Figures for 2009 just released by the big UK publishers show just how tough a time they had and what a difficult book market we’ve had in the past year.

Seven of the top UK publishers had negative sales growth last year measured by the Total Consumer Market figures, as did half of the top 20 publishers. The only one of the top four to do well was the market leader Hachette and that was because of Stephenie Meyer, whose £29.4m ($46m) of sales accounted for an extraordinary 10.2% of the group’s total UK sales. This had the effect of putting Hachette well ahead of its rival Random House, giving it a 2.7% lead with a 16.4% market share.

Random House’s 9.2% drop in value of sales meant that it put £24.4m ($38.22m) less through the tills last year, in spite of having a new Dan Brown in the autumn. HarperCollins also did less well, down .7% with £15.2m ($23.81m) less in sales, whilst Penguin’s sales shrunk by .3%.

Surprisingly in this age of corporations getting larger, the big four showed a drop to 47.4% for their cumulative share, the lowest since 2005. The Total Consumer Market showed a contraction of 1.2% in value, down to £1.752bn ($2.74bn). This was not as bad as 2008, when the drop was 1.5%, but it was still an unwelcome contraction.

In the States Meyer also dominated sales, selling more than 10 million books over the year, which was however less than the 15 million she sold in 2008. Dan Brown’s The Lost Symbol sold 2,854,658, more than any of her individual titles, but Meyer made a bigger impression on the figures than Brown because she had four books in the top ten.

Publishers undoubtedly had a hard time and the redundancies made by the big companies early in 2009 must have seemed necessary later in the year. It’s easy to understand why, with strong pressure on discounts from both Amazon and the supermarkets, publishers chose to cut overheads and lists to ensure that they survived the recession.

For authors this has been even harder. Many published authors who are not major bestsellers but have made a steady livelihood from writing are finding that they can no longer find a publisher. Those who can are receiving lower advances and, generally speaking, cannot move elsewhere as they have nowhere else to go.

The death of the midlist has been long lamented, but this was the year when the impact hit with a sickening thud and now it really is very hard to find a home for a manuscript which is good and shows promise but is not instant bestseller material. It is worth dwelling on the figures mentioned above as they make the publishers’ decisions to cut their lists more comprehensible. In this recession you have to cut out anything which is not paying its way and concentrate on what seems more likely to work. Even that is not necessarily a recipe for survival, since, as publishers found last autumn, some expensive books, particularly celebrity biography, failed to perform.

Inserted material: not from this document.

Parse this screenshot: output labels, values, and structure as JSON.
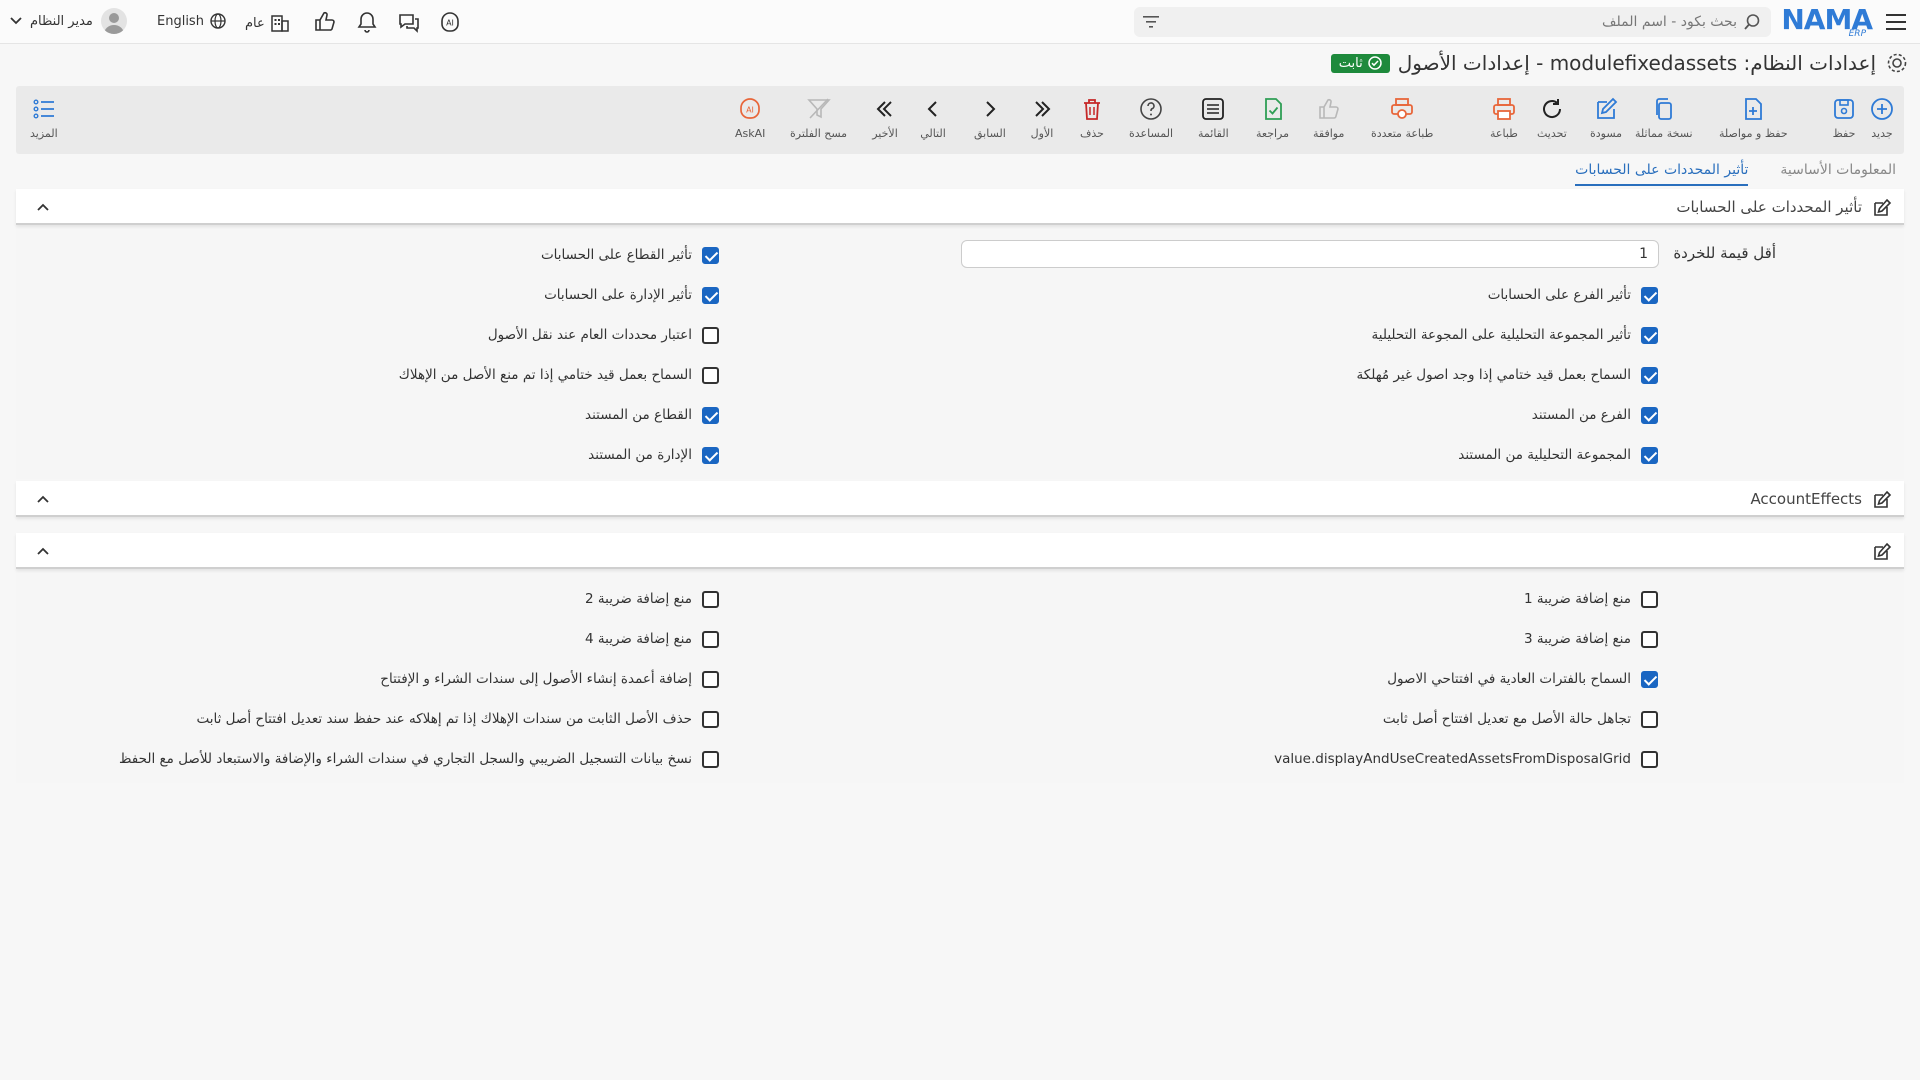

For the agents this means there has been a quiet culling going on, so some authors have lost both their publisher and their agent. Agents are being very careful about taking on new clients and have to have a really clear reason for doing so.

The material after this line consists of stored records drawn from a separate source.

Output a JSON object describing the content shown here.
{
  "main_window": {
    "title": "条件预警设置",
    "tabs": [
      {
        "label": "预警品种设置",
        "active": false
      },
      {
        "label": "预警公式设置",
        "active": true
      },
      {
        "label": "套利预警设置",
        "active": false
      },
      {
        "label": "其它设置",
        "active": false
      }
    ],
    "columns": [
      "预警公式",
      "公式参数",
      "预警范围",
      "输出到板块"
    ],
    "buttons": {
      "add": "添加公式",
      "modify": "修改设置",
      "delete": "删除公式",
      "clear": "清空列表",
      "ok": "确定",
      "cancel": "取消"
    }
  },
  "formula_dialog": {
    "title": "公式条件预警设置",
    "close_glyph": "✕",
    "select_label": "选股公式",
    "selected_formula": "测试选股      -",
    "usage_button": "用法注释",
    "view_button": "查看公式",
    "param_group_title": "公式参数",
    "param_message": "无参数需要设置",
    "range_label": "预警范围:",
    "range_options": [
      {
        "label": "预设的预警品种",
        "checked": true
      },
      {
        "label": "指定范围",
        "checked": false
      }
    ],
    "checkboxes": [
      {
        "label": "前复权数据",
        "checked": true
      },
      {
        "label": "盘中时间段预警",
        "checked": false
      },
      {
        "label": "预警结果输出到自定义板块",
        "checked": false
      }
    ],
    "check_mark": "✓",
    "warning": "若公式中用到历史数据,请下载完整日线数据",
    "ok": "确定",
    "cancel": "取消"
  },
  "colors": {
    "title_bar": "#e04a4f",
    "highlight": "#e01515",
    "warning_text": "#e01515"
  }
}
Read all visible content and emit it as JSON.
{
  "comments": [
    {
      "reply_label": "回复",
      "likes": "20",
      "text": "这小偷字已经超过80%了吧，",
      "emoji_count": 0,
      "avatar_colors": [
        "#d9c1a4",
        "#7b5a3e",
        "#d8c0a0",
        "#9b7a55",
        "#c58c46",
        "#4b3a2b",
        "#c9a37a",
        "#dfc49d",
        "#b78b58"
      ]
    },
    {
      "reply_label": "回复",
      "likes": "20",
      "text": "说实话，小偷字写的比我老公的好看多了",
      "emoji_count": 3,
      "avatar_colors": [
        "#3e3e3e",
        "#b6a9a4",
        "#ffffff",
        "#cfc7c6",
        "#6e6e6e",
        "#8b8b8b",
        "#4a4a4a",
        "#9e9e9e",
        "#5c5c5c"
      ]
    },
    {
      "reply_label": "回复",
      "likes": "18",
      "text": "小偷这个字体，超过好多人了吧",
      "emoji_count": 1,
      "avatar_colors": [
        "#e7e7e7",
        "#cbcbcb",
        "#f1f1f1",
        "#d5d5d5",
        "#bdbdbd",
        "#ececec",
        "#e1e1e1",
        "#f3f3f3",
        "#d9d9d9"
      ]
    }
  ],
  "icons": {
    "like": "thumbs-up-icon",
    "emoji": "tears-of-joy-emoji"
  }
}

So, how long does this go on for? That’s really the $64 million question and relates to the recession as a whole. In the end publishers need new books and they have to invest in new authors, so the time will come when they will have to start buying more aggressively. The other thing is not to let the problems of the big publishers, which have large overheads and a certain amount of inflexibility built into their size, to obscure the fact that small publishers still have many opportunities and self-publishers can use the Internet to publicise their own work.

The overall drop in book sales in the UK in 2009 was only 1.2% in value, suggesting, particularly since this was a year of heavy discounting, that most book buyers kept on buying pretty steadily. Perhaps they relied on books passed on by friends and family a bit more, but most book-buyers seem to have regarded their book purchases as essential. Long may this continue.